These days, workers in line to get a pension from their employer when they retire may consider themselves lucky. But with weak returns on their investment portfolios, pension funds face more concerns than ever about their health and ability to meet their obligations to employees.

A new report (link opens PDF file) from S&P Dow Jones Indices looks at the current state of pension funds among companies within the S&P 500. Although the report gives some reasons for workers and investors to be optimistic, many of its results are troubling.

Record underfunding
The very first thing the report reveals is that pension fund liabilities and underfunding are both at record levels. Because of flat performance for U.S. stocks and double-digit losses in many international markets, the amount by which pensions are underfunded soared from $245 billion in 2010 to $355 billion in 2011. That left pensions less than 79% funded last year, compared to nearly 84% funding levels two years ago.

What's potentially more troubling, though, is how pension funds have responded to the situation. Even as their expected returns declined slightly to 7.6%, pension funds raised their allocations to bonds and other fixed-income investments by 5 percentage points to nearly 41%, while cutting back on stocks. The current 48.4% to 40.9% mix of stocks to bonds makes pension funds' return assumptions look dangerously aggressive, especially given extremely low bond rates that are well below historical averages.

Where the problems are
Drilling down on particular sectors, you can see some big differences. Energy companies have the overall worst underfunding problem, with assets covering only about 68% of anticipated obligations. Financials, on the other hand, are in much better shape relatively, with overall funding at 88%.

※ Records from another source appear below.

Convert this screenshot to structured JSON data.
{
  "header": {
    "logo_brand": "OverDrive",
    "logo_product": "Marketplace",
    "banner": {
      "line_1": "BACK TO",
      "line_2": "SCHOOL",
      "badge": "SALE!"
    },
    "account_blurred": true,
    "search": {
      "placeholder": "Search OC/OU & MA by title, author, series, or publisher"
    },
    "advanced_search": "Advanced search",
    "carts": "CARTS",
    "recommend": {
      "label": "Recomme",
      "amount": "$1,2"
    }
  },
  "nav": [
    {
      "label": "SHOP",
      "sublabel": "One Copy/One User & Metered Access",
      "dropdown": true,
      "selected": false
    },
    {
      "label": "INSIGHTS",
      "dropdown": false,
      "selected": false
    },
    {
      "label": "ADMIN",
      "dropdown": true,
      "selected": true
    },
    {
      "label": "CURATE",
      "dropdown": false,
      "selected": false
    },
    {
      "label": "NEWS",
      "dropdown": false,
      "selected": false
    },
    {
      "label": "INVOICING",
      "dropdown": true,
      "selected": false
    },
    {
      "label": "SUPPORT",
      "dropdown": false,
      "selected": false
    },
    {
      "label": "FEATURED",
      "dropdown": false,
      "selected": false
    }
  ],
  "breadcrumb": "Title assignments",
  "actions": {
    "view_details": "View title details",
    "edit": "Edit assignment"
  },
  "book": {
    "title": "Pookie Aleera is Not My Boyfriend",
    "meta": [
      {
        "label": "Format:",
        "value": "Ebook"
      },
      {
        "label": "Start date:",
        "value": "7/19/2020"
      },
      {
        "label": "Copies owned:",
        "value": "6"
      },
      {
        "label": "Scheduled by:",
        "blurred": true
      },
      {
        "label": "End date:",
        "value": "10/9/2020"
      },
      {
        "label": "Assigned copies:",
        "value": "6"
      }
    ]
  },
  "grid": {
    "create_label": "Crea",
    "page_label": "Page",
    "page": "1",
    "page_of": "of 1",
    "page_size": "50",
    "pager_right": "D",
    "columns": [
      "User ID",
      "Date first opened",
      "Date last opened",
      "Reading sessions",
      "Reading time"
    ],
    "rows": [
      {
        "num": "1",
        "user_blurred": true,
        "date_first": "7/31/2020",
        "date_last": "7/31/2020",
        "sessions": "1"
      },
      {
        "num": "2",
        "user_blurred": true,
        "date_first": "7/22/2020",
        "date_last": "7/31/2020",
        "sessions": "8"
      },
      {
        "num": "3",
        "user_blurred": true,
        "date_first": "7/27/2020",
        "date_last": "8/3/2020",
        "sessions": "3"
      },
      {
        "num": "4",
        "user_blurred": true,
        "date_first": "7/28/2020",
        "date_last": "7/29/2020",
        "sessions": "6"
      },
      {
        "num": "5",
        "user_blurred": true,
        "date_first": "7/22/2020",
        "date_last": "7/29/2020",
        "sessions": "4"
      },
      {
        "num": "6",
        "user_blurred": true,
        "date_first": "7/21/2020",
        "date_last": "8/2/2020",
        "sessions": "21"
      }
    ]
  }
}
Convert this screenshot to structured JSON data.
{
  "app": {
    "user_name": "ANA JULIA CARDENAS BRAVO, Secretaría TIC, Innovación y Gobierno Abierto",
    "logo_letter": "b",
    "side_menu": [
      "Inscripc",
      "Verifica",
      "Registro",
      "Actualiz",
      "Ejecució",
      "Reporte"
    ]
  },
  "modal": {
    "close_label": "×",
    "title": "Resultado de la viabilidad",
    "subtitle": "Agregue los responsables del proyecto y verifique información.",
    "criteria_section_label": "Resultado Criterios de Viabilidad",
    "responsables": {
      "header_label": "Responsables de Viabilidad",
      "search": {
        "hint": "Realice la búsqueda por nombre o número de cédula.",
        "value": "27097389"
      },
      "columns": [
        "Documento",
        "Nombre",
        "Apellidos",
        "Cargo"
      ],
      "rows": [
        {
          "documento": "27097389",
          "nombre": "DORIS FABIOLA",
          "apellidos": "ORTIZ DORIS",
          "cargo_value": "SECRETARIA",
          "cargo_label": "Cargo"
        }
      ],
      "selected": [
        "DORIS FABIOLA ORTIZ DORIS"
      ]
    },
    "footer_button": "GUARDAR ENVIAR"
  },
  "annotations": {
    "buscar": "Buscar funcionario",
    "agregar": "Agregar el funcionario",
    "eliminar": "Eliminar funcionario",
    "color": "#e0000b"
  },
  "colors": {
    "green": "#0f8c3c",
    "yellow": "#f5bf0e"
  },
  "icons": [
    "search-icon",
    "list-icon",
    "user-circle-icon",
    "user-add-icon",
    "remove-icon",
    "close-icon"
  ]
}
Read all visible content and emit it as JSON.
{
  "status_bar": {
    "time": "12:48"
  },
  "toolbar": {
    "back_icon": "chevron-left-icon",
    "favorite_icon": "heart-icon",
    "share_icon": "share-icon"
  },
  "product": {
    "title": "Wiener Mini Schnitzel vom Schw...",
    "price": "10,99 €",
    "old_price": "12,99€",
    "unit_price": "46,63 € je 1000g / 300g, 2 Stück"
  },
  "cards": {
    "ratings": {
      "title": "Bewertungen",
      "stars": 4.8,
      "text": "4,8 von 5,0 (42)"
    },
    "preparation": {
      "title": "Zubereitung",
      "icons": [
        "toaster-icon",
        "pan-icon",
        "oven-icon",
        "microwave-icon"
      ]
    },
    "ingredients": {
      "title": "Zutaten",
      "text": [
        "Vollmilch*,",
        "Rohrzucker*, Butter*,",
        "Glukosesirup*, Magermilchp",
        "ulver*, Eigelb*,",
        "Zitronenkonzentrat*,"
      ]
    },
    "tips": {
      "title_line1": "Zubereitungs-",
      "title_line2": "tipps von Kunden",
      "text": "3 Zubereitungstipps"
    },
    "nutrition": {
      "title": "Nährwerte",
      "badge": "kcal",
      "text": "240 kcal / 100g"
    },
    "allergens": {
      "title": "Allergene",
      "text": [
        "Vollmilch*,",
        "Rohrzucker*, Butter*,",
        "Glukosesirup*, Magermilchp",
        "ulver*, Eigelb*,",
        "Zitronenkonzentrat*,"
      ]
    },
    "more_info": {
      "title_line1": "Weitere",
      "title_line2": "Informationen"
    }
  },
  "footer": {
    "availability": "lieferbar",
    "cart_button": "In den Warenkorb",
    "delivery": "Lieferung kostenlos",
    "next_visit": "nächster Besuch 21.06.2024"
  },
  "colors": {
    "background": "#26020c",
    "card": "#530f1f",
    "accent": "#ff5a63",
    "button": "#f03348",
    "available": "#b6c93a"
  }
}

When it comes to sheer dollar figures, some of the biggest companies stand out. Looking only at pensions and excluding other post-employment benefits like health insurance, General Electric (NYSE: GE) had the highest shortfall at $21.6 billion, while ExxonMobil (NYSE: XOM), Ford (NYSE: F), and Boeing (NYSE: BA) all weighed in with underfunding amounts of $15 billion or more. On a percentage basis, though, JDS Uniphase (Nasdaq: JDSU) was among the worst underfunded, although its pension obligations only amount to $109 million.

A solution?
Even with pension funds not having enough assets to meet obligations, the greater question is whether the companies themselves have the money to pay for those obligations when they come due. The S&P Dow Jones Indices report notes that cash among S&P 500 companies is near record highs, with more than $1 trillion in cash and equivalents on their balance sheets as of the end of the first quarter of 2012. Those cash balances are theoretically available to fund pensions now if companies were so inclined.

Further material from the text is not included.